Studies of bone density, quantitative ultrasound, and vertebral fractures in relation to collagen type I alpha 1 alleles in elderly women.

Abstract

Previous studies have demonstrated that an Sp1 binding site polymorphism in the collagen type I gene (COLIA1) is related to reduced bone mineral density (BMD) and osteoporotic fractures in certain populations, particularly in the elderly. We have examined the relationship among these COLIA1 Sp1 alleles, BMD, quantitative ultrasound properties of bone, and fractures in a population-based cohort of elderly women from the UK. The study group comprised 314 women aged 75 years and over who agreed to participate in a clinical study of bisphosphonate therapy in preventing bone loss at the hip. Women were enrolled regardless of the presence or absence of osteoporosis, but those with other diseases that might affect skeletal metabolism were excluded. The genotype distribution for the Sp1 polymorphism was in Hardy-Weinberg equilibrium (SS - 78%; Ss - 20%; ss - 2%) but the proportion of individuals who carried the "s" allele (22%) was significantly lower than previously observed in another study of the UK population (37.1%) (P < 0.001). There were no significant associations between COLIA1 genotypes and metacarpal cortical index, BMD of the forearm, tibial SOS, calcaneal SOS, or calcaneal BUA. While there was a trend towards lower BMD values at the hip in patients with Ss and ss genotypes, this was not statistically significant (SS = 0.721 +/- 0.14; Ss = 0.704 +/- 0.13; ss = 0.683 +/- 0.20 P = 0.6).
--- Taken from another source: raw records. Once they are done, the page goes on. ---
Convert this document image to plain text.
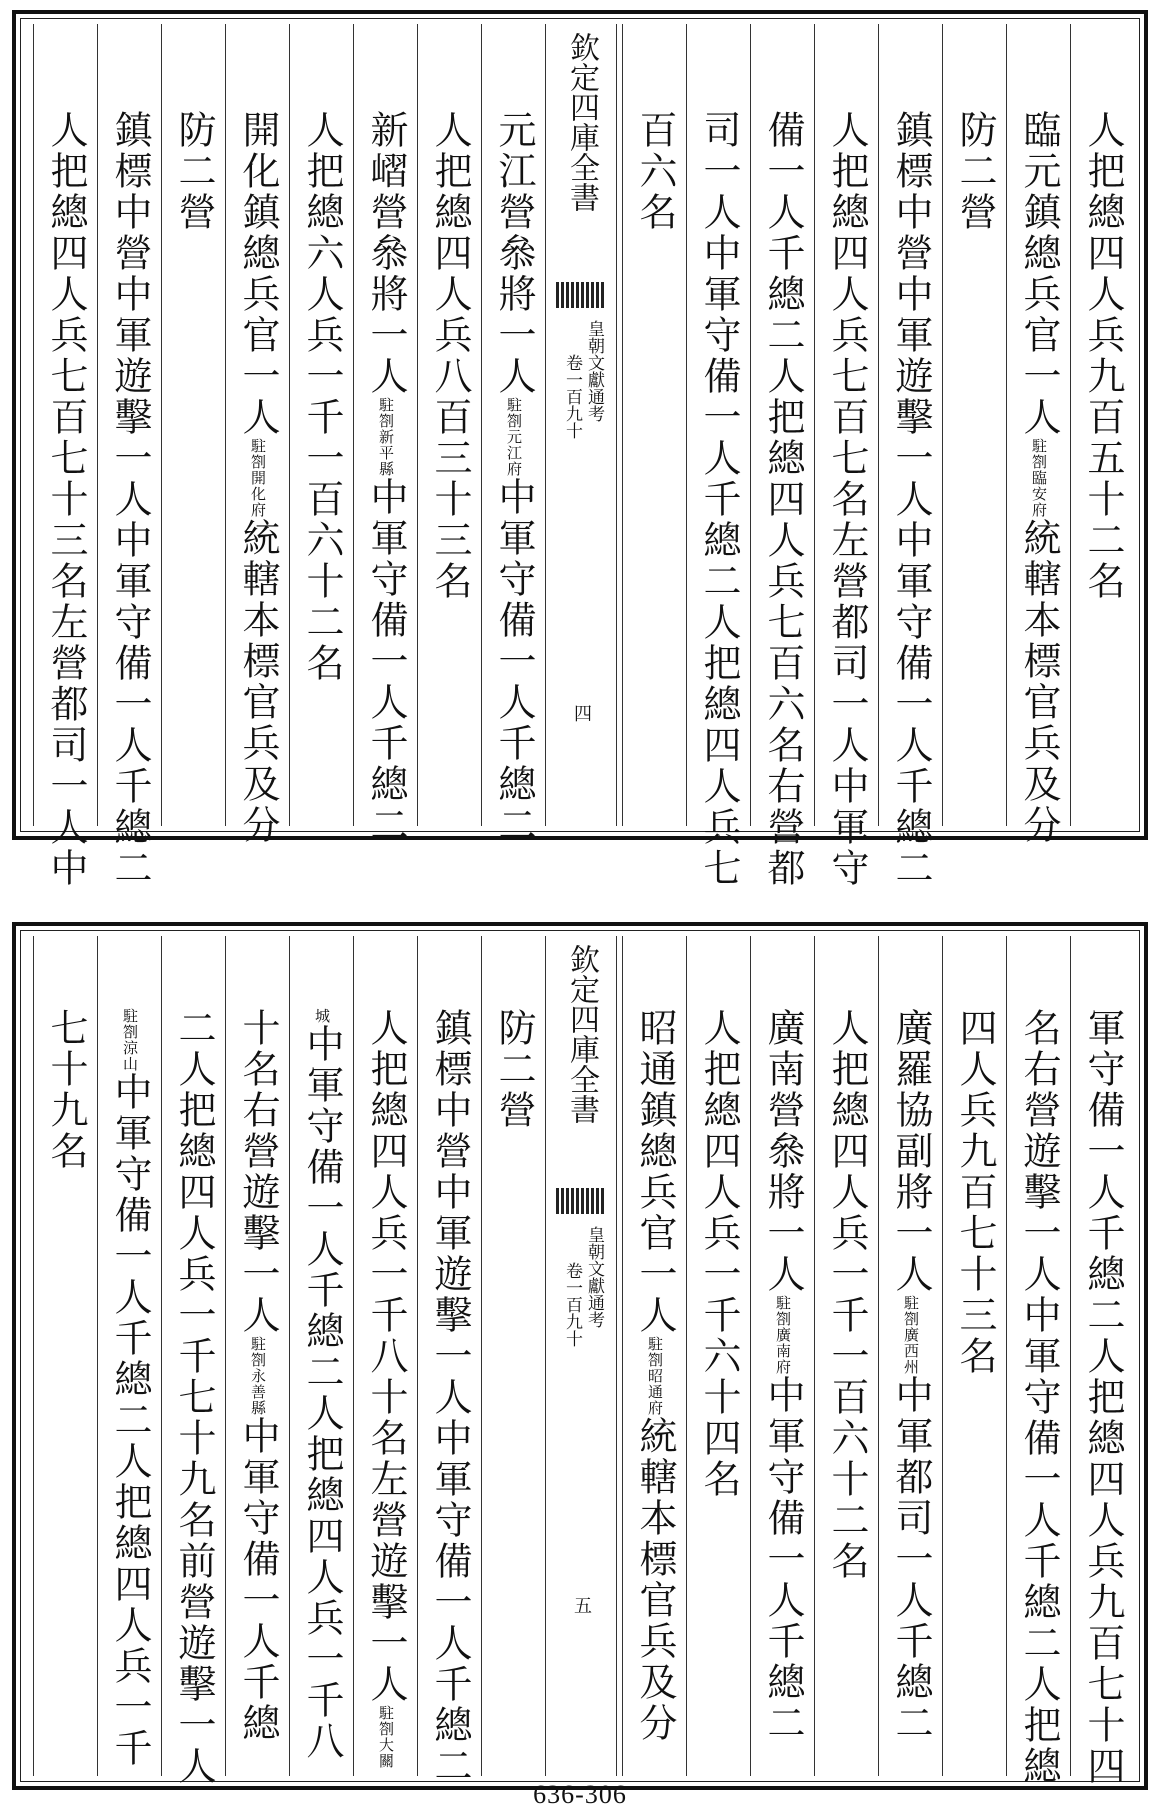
人把總四人兵九百五十二名
臨元鎮總兵官一人駐劄臨安府統轄本標官兵及分
防二營
鎮標中營中軍遊擊一人中軍守備一人千總二
人把總四人兵七百七名左營都司一人中軍守
備一人千總二人把總四人兵七百六名右營都
司一人中軍守備一人千總二人把總四人兵七
百六名
元江營叅將一人駐劄元江府中軍守備一人千總二
人把總四人兵八百三十三名
新嶍營叅將一人駐劄新平縣中軍守備一人千總二
人把總六人兵一千一百六十二名
開化鎮總兵官一人駐劄開化府統轄本標官兵及分
防二營
鎮標中營中軍遊擊一人中軍守備一人千總二
人把總四人兵七百七十三名左營都司一人中	欽定四庫全書
皇朝文獻通考
卷一百九十
四
軍守備一人千總二人把總四人兵九百七十四
名右營遊擊一人中軍守備一人千總二人把總
四人兵九百七十三名
廣羅協副將一人駐劄廣西州中軍都司一人千總二
人把總四人兵一千一百六十二名
廣南營叅將一人駐劄廣南府中軍守備一人千總二
人把總四人兵一千六十四名
昭通鎮總兵官一人駐劄昭通府統轄本標官兵及分
防二營
鎮標中營中軍遊擊一人中軍守備一人千總二
人把總四人兵一千八十名左營遊擊一人駐劄大關
城中軍守備一人千總二人把總四人兵一千八
十名右營遊擊一人駐劄永善縣中軍守備一人千總
二人把總四人兵一千七十九名前營遊擊一人
駐劄涼山中軍守備一人千總二人把總四人兵一千
七十九名	欽定四庫全書
皇朝文獻通考
卷一百九十
五
636-306
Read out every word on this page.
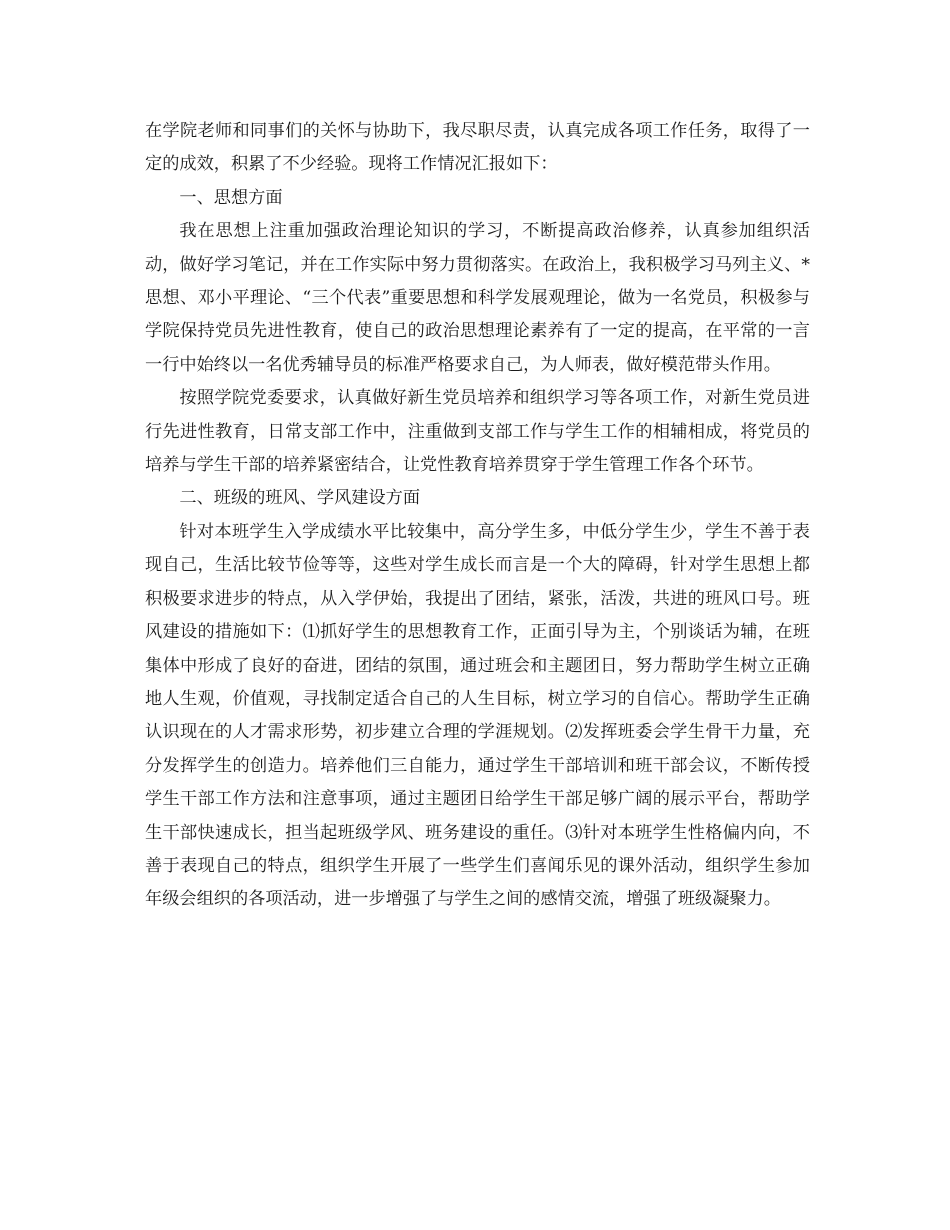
在学院老师和同事们的关怀与协助下，我尽职尽责，认真完成各项工作任务，取得了一定的成效，积累了不少经验。现将工作情况汇报如下：

一、思想方面

我在思想上注重加强政治理论知识的学习，不断提高政治修养，认真参加组织活动，做好学习笔记，并在工作实际中努力贯彻落实。在政治上，我积极学习马列主义、*思想、邓小平理论、“三个代表”重要思想和科学发展观理论，做为一名党员，积极参与学院保持党员先进性教育，使自己的政治思想理论素养有了一定的提高，在平常的一言一行中始终以一名优秀辅导员的标准严格要求自己，为人师表，做好模范带头作用。

按照学院党委要求，认真做好新生党员培养和组织学习等各项工作，对新生党员进行先进性教育，日常支部工作中，注重做到支部工作与学生工作的相辅相成，将党员的培养与学生干部的培养紧密结合，让党性教育培养贯穿于学生管理工作各个环节。

二、班级的班风、学风建设方面

针对本班学生入学成绩水平比较集中，高分学生多，中低分学生少，学生不善于表现自己，生活比较节俭等等，这些对学生成长而言是一个大的障碍，针对学生思想上都积极要求进步的特点，从入学伊始，我提出了团结，紧张，活泼，共进的班风口号。班风建设的措施如下：⑴抓好学生的思想教育工作，正面引导为主，个别谈话为辅，在班集体中形成了良好的奋进，团结的氛围，通过班会和主题团日，努力帮助学生树立正确地人生观，价值观，寻找制定适合自己的人生目标，树立学习的自信心。帮助学生正确认识现在的人才需求形势，初步建立合理的学涯规划。⑵发挥班委会学生骨干力量，充分发挥学生的创造力。培养他们三自能力，通过学生干部培训和班干部会议，不断传授学生干部工作方法和注意事项，通过主题团日给学生干部足够广阔的展示平台，帮助学生干部快速成长，担当起班级学风、班务建设的重任。⑶针对本班学生性格偏内向，不善于表现自己的特点，组织学生开展了一些学生们喜闻乐见的课外活动，组织学生参加年级会组织的各项活动，进一步增强了与学生之间的感情交流，增强了班级凝聚力。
Prevalent vertebral fractures occurred in 22% of subjects and prior fractures of the wrist, ankle, and hip were reported by 20%, but there was no significant difference in COLIA1 genotype distribution between fracture patients and controls. We conclude that COLIA1 Sp1 alleles are not significantly associated with BMD, ultrasound properties of bone, or fractures in this population-based sample of elderly women.